Marta Markiewicz, bo to ona ukrywa się pod pseudonimem Sarsa, dała w Od Nowie udany koncert do tego stopnia, że półtorej godziny minęło w mgnieniu oka. Chyba wszyscy bez wyjątków czuli ogromny niedosyt. Nie ma co się dziwić. To kompletna artystka która nie skupia się na sobie podczas koncertu (wystarczyła jej butelka wody oraz wiatrak na scenie), lecz na fanach. Dla nich zaśpiewała swoje największe hity oraz „wspomnienie” z początków kariery. Artystka zagwarantowała pełen wachlarz emocji. Od nostalgii i delikatnych dźwięków po kawałek, który pozwala pozbyć się jej negatywnych emocji. Ponadto przygotowała nagrodę niespodziankę, dla osoby która podczas jednej z piosenek zrobi „najlepsze” zdjęcie i podzieli się z nim na Instagramie. Nie wiadomo, kiedy granica między sceną a widownią zatarła się. Niemal wszyscy na zaproszenie artystki powędrowali pod scenę. W gronie tym było wielu młodszych miłośników Sarsy. Od jednego z nich dostała rysunki, które mają powędrować na jej lodówkę.

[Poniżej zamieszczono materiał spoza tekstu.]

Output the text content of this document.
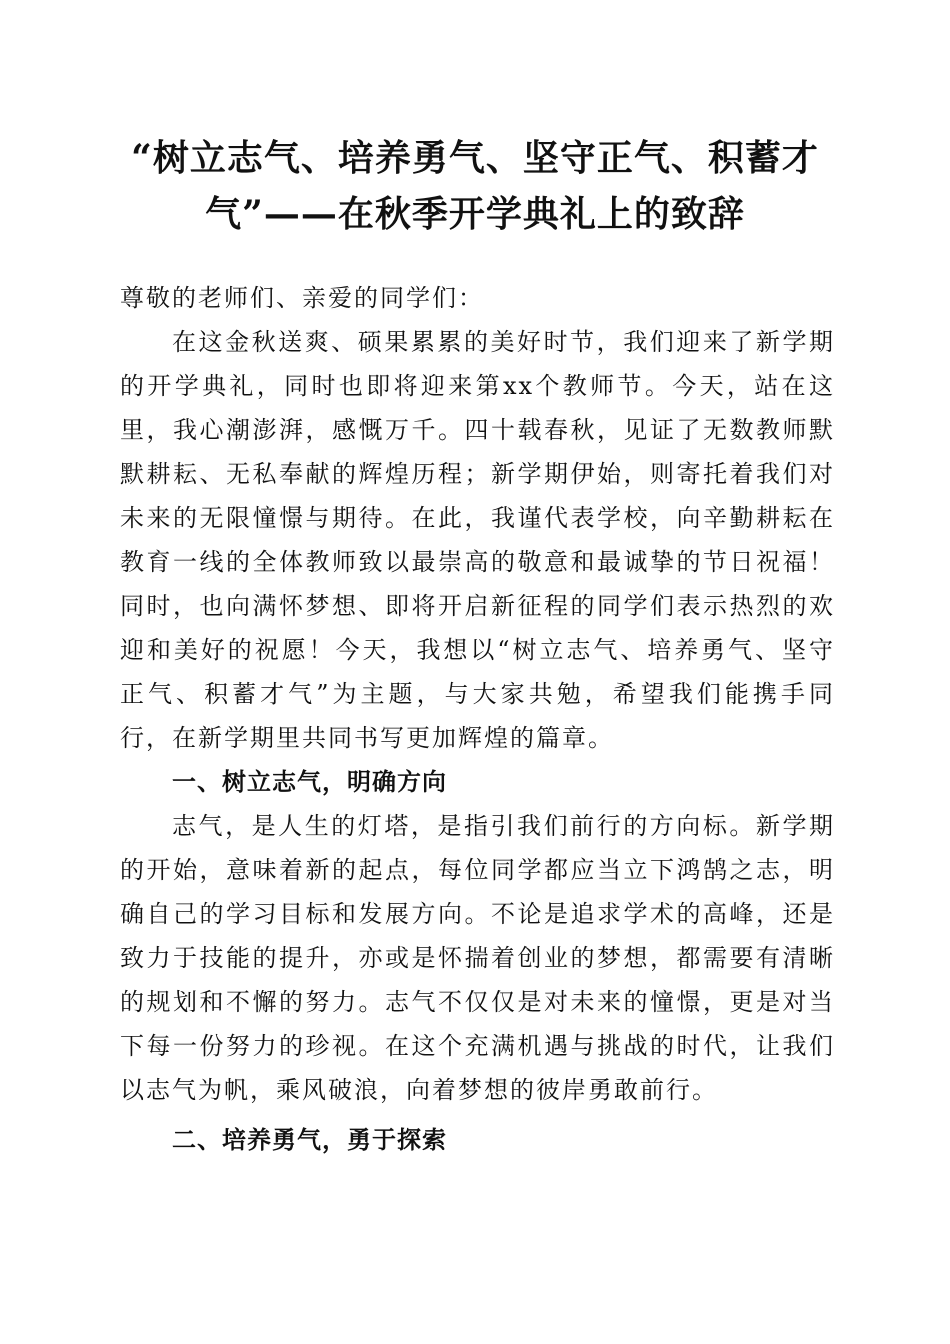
“树立志气、培养勇气、坚守正气、积蓄才
气”——在秋季开学典礼上的致辞

尊敬的老师们、亲爱的同学们：

在这金秋送爽、硕果累累的美好时节，我们迎来了新学期的开学典礼，同时也即将迎来第xx个教师节。今天，站在这里，我心潮澎湃，感慨万千。四十载春秋，见证了无数教师默默耕耘、无私奉献的辉煌历程；新学期伊始，则寄托着我们对未来的无限憧憬与期待。在此，我谨代表学校，向辛勤耕耘在教育一线的全体教师致以最崇高的敬意和最诚挚的节日祝福！同时，也向满怀梦想、即将开启新征程的同学们表示热烈的欢迎和美好的祝愿！今天，我想以“树立志气、培养勇气、坚守正气、积蓄才气”为主题，与大家共勉，希望我们能携手同行，在新学期里共同书写更加辉煌的篇章。

一、树立志气，明确方向

志气，是人生的灯塔，是指引我们前行的方向标。新学期的开始，意味着新的起点，每位同学都应当立下鸿鹄之志，明确自己的学习目标和发展方向。不论是追求学术的高峰，还是致力于技能的提升，亦或是怀揣着创业的梦想，都需要有清晰的规划和不懈的努力。志气不仅仅是对未来的憧憬，更是对当下每一份努力的珍视。在这个充满机遇与挑战的时代，让我们以志气为帆，乘风破浪，向着梦想的彼岸勇敢前行。

二、培养勇气，勇于探索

Koncert można opisać jednym słowem: „torpeda”. To nieprawdopodobne, że artystka ma tyle siły w głosie, co wzbogacone jest prawdziwą skromnością, szacunkiem do współtwórców koncertu oraz wiernych słuchaczy, których wielu od razu rozpoznała. Widać przez to, że nie zatraciła się w show biznesie i ma zdrowe podejście do otaczającego ją świata i ludzi.